Übermäßige Immunantwort
Laut Bakchoul überwiege der Anteil der prothrombotischen Faktoren gegenüber den antithrombotischen. Die Forschenden nahmen bestimmte Laborwerte, darunter auch gewisse Thrombose-Marker, sowie Blutproben genauer unter die Lupe. Am Ende kam das Tübinger Forschungsteam zu dem Schluss, dass die Immunantwort bei schweren Covid-19-Fällen übermäßig stark ausfällt. Das heißt, dass das Immunsystem unkontrolliert Antikörper produziert und viele dieser Abwehrstoffe keine klare Bindungsstelle aufweisen.

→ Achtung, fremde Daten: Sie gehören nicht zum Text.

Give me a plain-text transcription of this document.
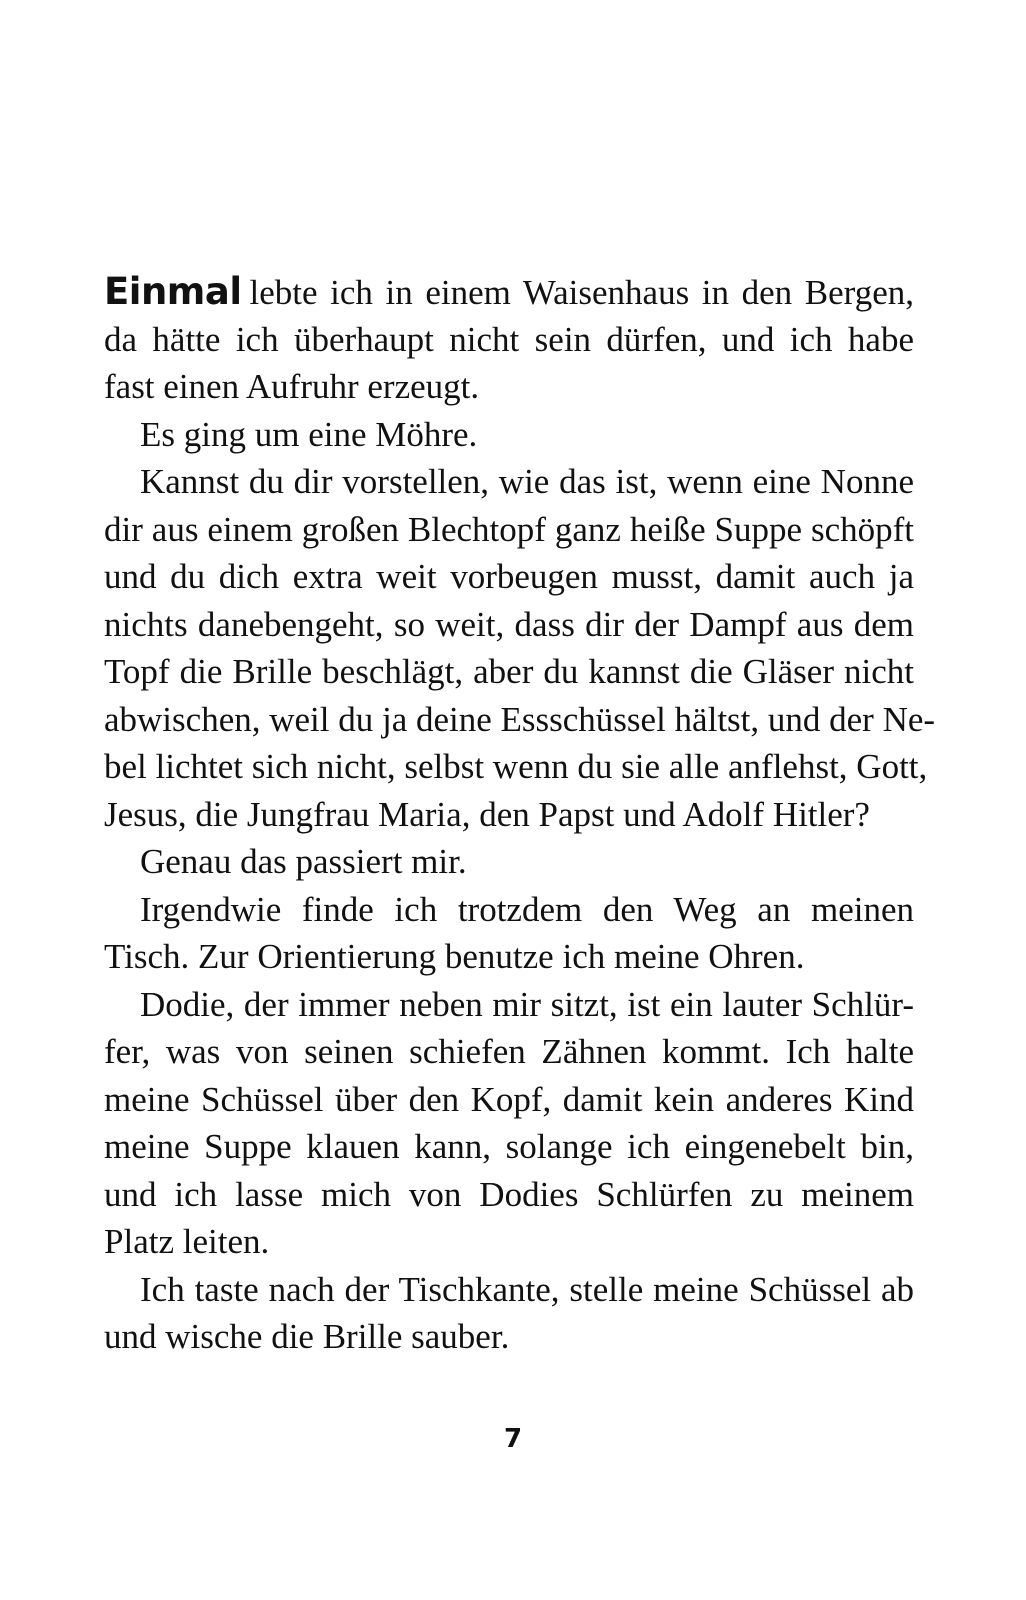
Einmal lebte ich in einem Waisenhaus in den Bergen,
da hätte ich überhaupt nicht sein dürfen, und ich habe
fast einen Aufruhr erzeugt.
Es ging um eine Möhre.
Kannst du dir vorstellen, wie das ist, wenn eine Nonne
dir aus einem großen Blechtopf ganz heiße Suppe schöpft
und du dich extra weit vorbeugen musst, damit auch ja
nichts danebengeht, so weit, dass dir der Dampf aus dem
Topf die Brille beschlägt, aber du kannst die Gläser nicht
abwischen, weil du ja deine Essschüssel hältst, und der Ne-
bel lichtet sich nicht, selbst wenn du sie alle anflehst, Gott,
Jesus, die Jungfrau Maria, den Papst und Adolf Hitler?
Genau das passiert mir.
Irgendwie finde ich trotzdem den Weg an meinen
Tisch. Zur Orientierung benutze ich meine Ohren.
Dodie, der immer neben mir sitzt, ist ein lauter Schlür-
fer, was von seinen schiefen Zähnen kommt. Ich halte
meine Schüssel über den Kopf, damit kein anderes Kind
meine Suppe klauen kann, solange ich eingenebelt bin,
und ich lasse mich von Dodies Schlürfen zu meinem
Platz leiten.
Ich taste nach der Tischkante, stelle meine Schüssel ab
und wische die Brille sauber.
7
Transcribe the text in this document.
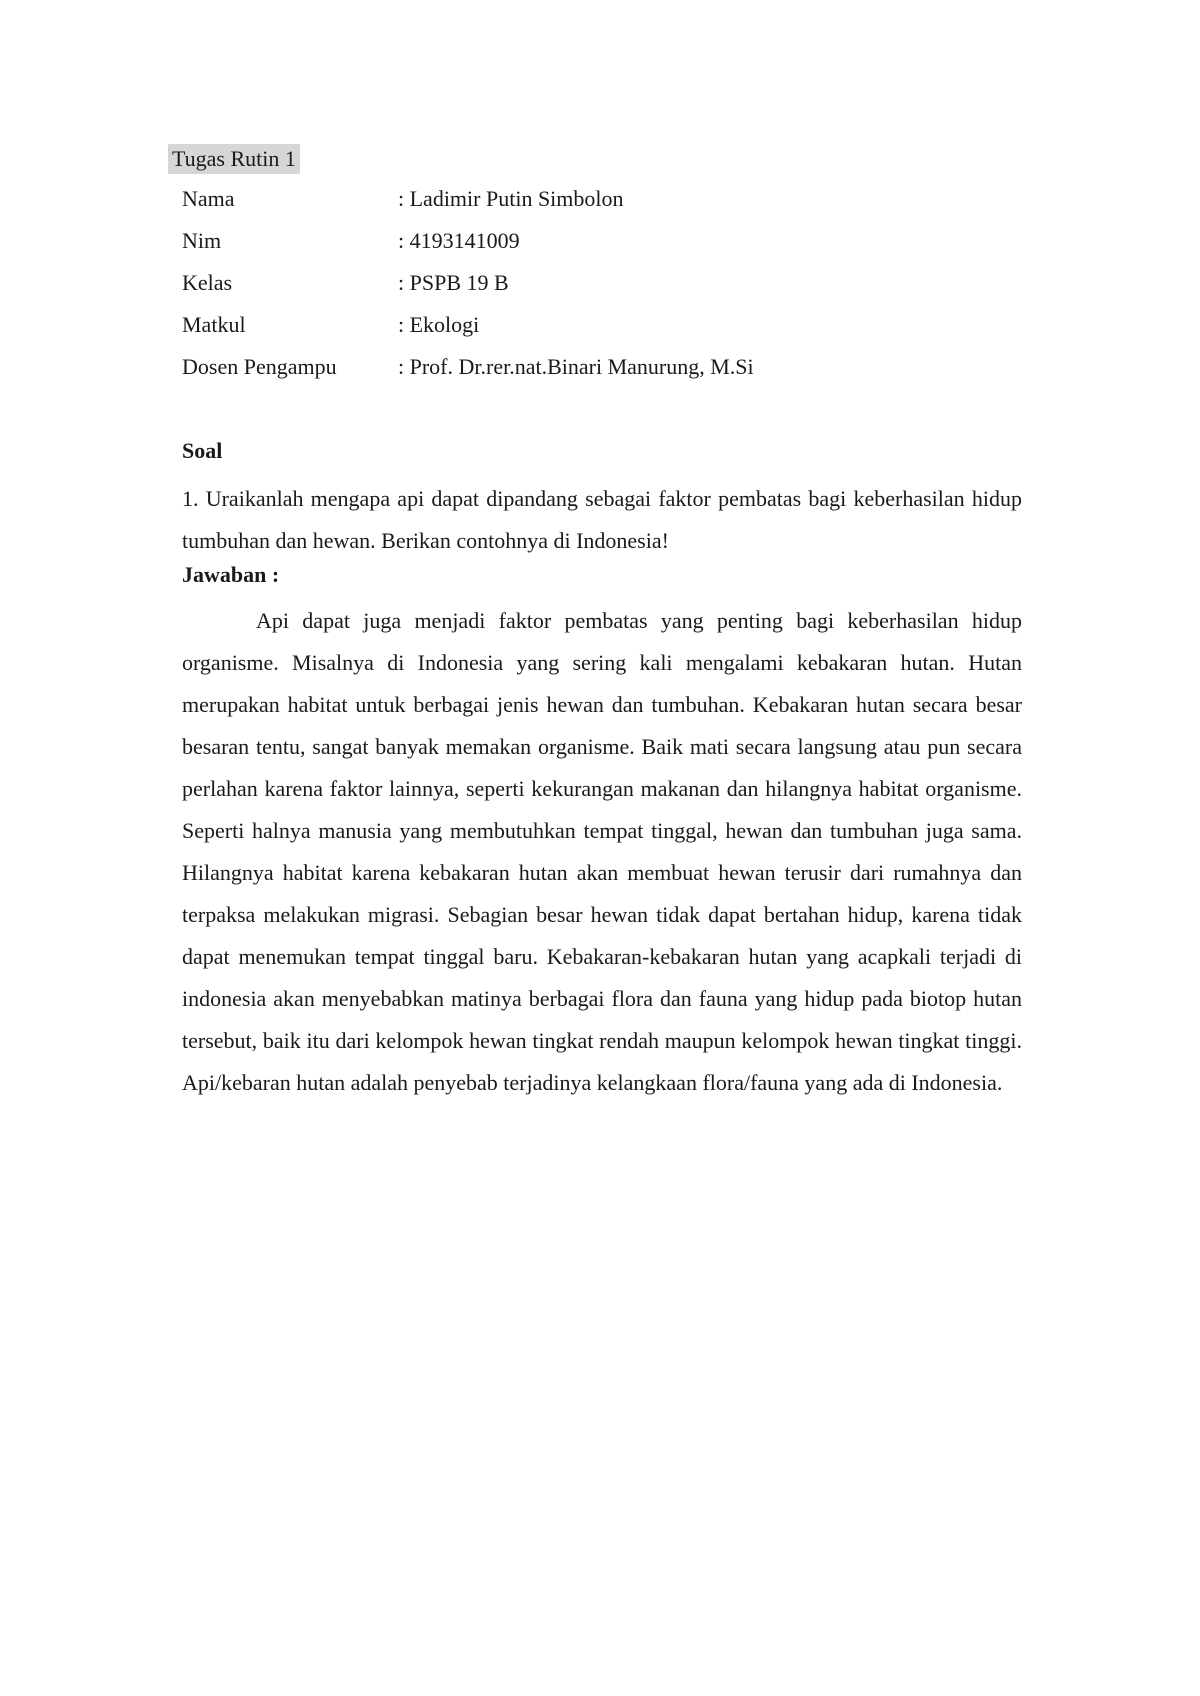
Tugas Rutin 1
Nama	: Ladimir Putin Simbolon
Nim	: 4193141009
Kelas	: PSPB 19 B
Matkul	: Ekologi
Dosen Pengampu	: Prof. Dr.rer.nat.Binari Manurung, M.Si
Soal
1. Uraikanlah mengapa api dapat dipandang sebagai faktor pembatas bagi keberhasilan hidup tumbuhan dan hewan. Berikan contohnya di Indonesia!
Jawaban :
Api dapat juga menjadi faktor pembatas yang penting bagi keberhasilan hidup organisme. Misalnya di Indonesia yang sering kali mengalami kebakaran hutan. Hutan merupakan habitat untuk berbagai jenis hewan dan tumbuhan. Kebakaran hutan secara besar besaran tentu, sangat banyak memakan organisme. Baik mati secara langsung atau pun secara perlahan karena faktor lainnya, seperti kekurangan makanan dan hilangnya habitat organisme. Seperti halnya manusia yang membutuhkan tempat tinggal, hewan dan tumbuhan juga sama. Hilangnya habitat karena kebakaran hutan akan membuat hewan terusir dari rumahnya dan terpaksa melakukan migrasi. Sebagian besar hewan tidak dapat bertahan hidup, karena tidak dapat menemukan tempat tinggal baru. Kebakaran-kebakaran hutan yang acapkali terjadi di indonesia akan menyebabkan matinya berbagai flora dan fauna yang hidup pada biotop hutan tersebut, baik itu dari kelompok hewan tingkat rendah maupun kelompok hewan tingkat tinggi. Api/kebaran hutan adalah penyebab terjadinya kelangkaan flora/fauna yang ada di Indonesia.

Dies kann dazu führen, dass sich Antikörper an Blutplättchen binden, dort komplexe Veränderungen auslösen und es bei einem Teil der Plättchen zum Zelltod kommt. Beim restlichen Teil wird die Zelloberfläche der Thrombozyten derart verändert, dass gerinnungsfördernde Faktoren freigesetzt werden. So entwickeln sich durch diese beiden Umstände vermehrt Thrombosen. Bakchoul fasst zusammen: „Je stärker also die Immunreaktion auf SARS-CoV-2 ausfällt, desto höher ist das Risiko der Thrombozyten-Aktivierung“.
Schwere Verläufe abwendbar
Dank der vorliegenden neuen Ergebnisse können angepasste Therapieansätze entwickelt werden, die Covid-19-Patienten mit erhöhtem Thromboserisiko bei der Heilung unterstützen. In einer Mitteilung spricht Bakchoul von den Erwartungen der Forschenden: „Mit unseren Erkenntnissen erhoffen wir uns, neue therapeutische Optionen bei der Prävention von thromboembolischen Ereignissen besonders bei den intensivpflichtigen Patienten aufzuzeigen“. Dabei setzen sie auf zugelassene Substanzen, die bereits bei anderen Erkrankungen eingesetzt werden. Mithilfe dieser Mittel lässt sich die Freisetzung von Blutplättchen und somit die Covid-19-vermittelte Gerinnungsaktivierung verhindern. Das Ziel sei es, Infizierte auf Gerinnungsparameter und Thrombozytenmarker zu untersuchen, vorbeugend zu behandeln und dadurch eine Verschlechterung des Krankheitsverlaufs zu verhindern.